L’avis de Saïed et celui de Bdioui sont contradictoires. La divergence d’opinions nous incite à rester quand même vigilants et à prendre les précautions nécessaires. Néanmoins, ce qui semble probablement vrai, c’est qu’il n’y a jamais eu d’attaque de requins sur les côtes tunisiennes.

Le prédateur est-il devenu la proie ?

Selon un rapport publié par le Fonds mondial pour la nature (WWF) en 2019, la Tunisie a été classée deuxième plus gros pêcheur de requins de la Méditerranée après la Libye. L’Homme ne serait-il pas donc celui qui représente une menace pour la survie et la préservation de cette espèce? Ces requins, dont certaines espèces sont en voie d’extinction, sont soumis à une pression grandiose due aux activités anthropiques.

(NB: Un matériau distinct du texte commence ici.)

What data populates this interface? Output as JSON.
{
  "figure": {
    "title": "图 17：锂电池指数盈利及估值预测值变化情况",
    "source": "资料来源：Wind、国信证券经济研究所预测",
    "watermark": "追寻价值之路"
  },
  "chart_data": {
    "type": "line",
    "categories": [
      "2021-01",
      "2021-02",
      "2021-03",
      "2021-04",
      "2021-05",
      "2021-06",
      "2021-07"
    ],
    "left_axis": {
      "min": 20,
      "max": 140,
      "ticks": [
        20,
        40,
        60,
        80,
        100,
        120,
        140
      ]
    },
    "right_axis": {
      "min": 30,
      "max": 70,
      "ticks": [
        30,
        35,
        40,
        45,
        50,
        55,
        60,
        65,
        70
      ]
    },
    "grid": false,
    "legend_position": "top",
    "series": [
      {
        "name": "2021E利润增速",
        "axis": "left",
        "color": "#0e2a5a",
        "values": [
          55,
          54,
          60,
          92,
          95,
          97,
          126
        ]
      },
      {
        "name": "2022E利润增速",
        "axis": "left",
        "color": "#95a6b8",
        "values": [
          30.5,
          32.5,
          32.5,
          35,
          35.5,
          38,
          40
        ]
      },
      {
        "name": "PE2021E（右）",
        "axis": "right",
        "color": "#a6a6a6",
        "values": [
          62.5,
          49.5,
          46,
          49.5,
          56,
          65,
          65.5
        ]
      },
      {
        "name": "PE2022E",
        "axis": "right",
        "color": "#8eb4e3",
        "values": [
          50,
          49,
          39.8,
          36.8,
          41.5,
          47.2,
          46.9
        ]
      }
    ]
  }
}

En effet, la surpêche croissante engendre un déclin de plusieurs populations de poissons et de mammifères marins. Selon Marouène Bdioui, l’Etat tunisien prend les mesures nécessaires, afin de protéger les élasmobranches et d’assurer la préservation de la biodiversité. Nos eaux regorgent de trésors et sont abondantes en espèces que nous devons sauvegarder à tout prix.